Are concealed carriers de facto crime fighters?
Well, that’s a shady yes and no. By default, if you’re defending your life from a violent attempt on yourself, your family, or your property, you are responding to a crime being committed against you. If you see someone having violence committed against him and you intercede on his or her behalf, you’re walking into a gray area that changes depending upon:
- Your county prosecutor
- How law enforcement views your actions
- The law of the land
In general, the series of questions you have to answer before you jump into a confrontation is:
- Can this conflict be avoided? (If YES then do it)
- What’s the minimum amount of force needed to resolve it? (If less than deadly force, do it)
If you see someone shoplifting an entire rack of beer from the local supermarket, that is not justification for the use of deadly force. It’s not even justification to reveal that you have a handgun. Just ask the women who fired shots at a feeling shoplifter last year. Just like if you see two people about to swing fists outside a bar at 3 a.m., you’re not responsible for those people’s decisions or actions and there are sworn officers of the law who will respond accordingly.
Where we get into some real gray areas is if you see someone’s (unoccupied) car being broken into. This is a hard one. You may think you have the perfect tool for the job – and you do. It’s called your cell phone.
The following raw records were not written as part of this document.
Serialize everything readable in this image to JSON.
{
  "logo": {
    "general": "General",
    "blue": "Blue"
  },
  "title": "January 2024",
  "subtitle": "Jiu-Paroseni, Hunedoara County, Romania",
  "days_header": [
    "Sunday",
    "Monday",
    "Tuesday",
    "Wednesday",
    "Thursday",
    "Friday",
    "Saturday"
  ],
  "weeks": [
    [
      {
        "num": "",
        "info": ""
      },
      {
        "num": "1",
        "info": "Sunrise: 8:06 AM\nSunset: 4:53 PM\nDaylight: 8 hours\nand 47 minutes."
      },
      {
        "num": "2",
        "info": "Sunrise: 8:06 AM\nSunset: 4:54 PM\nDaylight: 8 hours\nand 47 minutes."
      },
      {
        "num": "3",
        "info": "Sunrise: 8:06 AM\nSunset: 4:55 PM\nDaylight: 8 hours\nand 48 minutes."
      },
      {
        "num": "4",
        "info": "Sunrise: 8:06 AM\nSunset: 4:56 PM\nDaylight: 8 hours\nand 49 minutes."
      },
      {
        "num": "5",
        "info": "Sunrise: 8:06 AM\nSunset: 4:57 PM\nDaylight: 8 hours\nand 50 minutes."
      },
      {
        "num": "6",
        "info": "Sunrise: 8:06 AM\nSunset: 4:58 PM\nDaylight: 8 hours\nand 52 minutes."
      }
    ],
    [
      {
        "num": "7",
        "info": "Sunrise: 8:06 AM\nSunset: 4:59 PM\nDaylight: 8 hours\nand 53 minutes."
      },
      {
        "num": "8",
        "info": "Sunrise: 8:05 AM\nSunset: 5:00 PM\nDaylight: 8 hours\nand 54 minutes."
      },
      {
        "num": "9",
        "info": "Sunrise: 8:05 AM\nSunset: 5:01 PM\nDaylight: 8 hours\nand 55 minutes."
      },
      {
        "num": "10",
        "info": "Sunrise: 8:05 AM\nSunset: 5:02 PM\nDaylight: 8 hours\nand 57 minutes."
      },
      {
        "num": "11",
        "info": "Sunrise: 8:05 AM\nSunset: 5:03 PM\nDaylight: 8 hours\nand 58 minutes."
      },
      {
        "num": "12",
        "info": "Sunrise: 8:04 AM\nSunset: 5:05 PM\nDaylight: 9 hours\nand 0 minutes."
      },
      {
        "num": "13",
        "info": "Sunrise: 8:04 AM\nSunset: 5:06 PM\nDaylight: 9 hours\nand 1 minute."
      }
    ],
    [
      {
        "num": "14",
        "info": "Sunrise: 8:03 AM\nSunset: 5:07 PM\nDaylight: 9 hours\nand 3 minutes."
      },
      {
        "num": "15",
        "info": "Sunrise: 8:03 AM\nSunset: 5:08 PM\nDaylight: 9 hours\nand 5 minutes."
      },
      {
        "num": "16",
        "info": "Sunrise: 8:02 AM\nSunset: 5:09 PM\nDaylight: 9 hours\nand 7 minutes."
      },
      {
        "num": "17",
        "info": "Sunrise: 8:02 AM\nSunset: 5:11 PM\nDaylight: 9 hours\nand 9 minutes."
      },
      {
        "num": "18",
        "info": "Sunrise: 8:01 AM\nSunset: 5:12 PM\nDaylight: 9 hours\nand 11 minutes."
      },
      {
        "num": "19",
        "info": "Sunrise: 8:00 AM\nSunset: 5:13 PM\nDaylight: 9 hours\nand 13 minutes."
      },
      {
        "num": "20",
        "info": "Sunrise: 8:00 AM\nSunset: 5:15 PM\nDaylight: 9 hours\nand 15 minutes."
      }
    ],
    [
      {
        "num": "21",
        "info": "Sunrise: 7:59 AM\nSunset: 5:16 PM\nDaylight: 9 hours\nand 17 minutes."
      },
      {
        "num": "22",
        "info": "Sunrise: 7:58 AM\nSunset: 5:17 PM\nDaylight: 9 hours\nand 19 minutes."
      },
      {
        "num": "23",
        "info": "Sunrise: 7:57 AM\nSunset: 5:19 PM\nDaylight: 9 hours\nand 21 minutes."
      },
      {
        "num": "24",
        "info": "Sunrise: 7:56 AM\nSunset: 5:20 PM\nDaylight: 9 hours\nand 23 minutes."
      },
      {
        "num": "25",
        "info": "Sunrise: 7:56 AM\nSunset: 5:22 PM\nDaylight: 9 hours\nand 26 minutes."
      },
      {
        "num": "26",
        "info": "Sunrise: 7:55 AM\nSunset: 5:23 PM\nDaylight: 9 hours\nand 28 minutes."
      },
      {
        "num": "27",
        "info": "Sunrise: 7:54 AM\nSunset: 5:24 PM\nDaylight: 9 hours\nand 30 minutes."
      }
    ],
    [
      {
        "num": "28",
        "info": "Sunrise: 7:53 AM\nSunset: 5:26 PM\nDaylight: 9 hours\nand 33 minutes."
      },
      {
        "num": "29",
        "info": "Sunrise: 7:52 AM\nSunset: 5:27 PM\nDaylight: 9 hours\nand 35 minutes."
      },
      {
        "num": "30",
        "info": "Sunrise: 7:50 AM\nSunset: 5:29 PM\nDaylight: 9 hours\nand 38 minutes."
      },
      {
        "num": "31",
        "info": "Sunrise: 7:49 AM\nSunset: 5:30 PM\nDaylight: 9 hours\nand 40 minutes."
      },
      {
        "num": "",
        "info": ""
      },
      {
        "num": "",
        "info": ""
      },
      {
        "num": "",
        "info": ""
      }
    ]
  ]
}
Take pictures, call 911. You have the power to help law enforcement do their job, but for non-violent felonies involving not your property, that concealed carry permit isn’t a license to thrill.
Stand Your Ground Doesn’t Exist Everywhere
Your state may have ‘Stand Your Ground’ laws (or equivalent) on the books. Stand Your Ground roughly summarizes to – if you’re in a place you have a right to be and you’re not committing any crime, you don’t have to back down from a violent threat. This series of laws does not exist in every single state and the ones who do have those laws don’t always match up. This is the domain of attorneys and court rooms – a place you don’t want to be unless you have to be.
When encountering a ‘gray’ situation where you’re unsure about the application of potentially deadly force, de-escalate. If the situation can be resolved with no violence, always opt for that approach. Let the police do their job and we can stick with what we do best: protecting ourselves, those we love, and our property.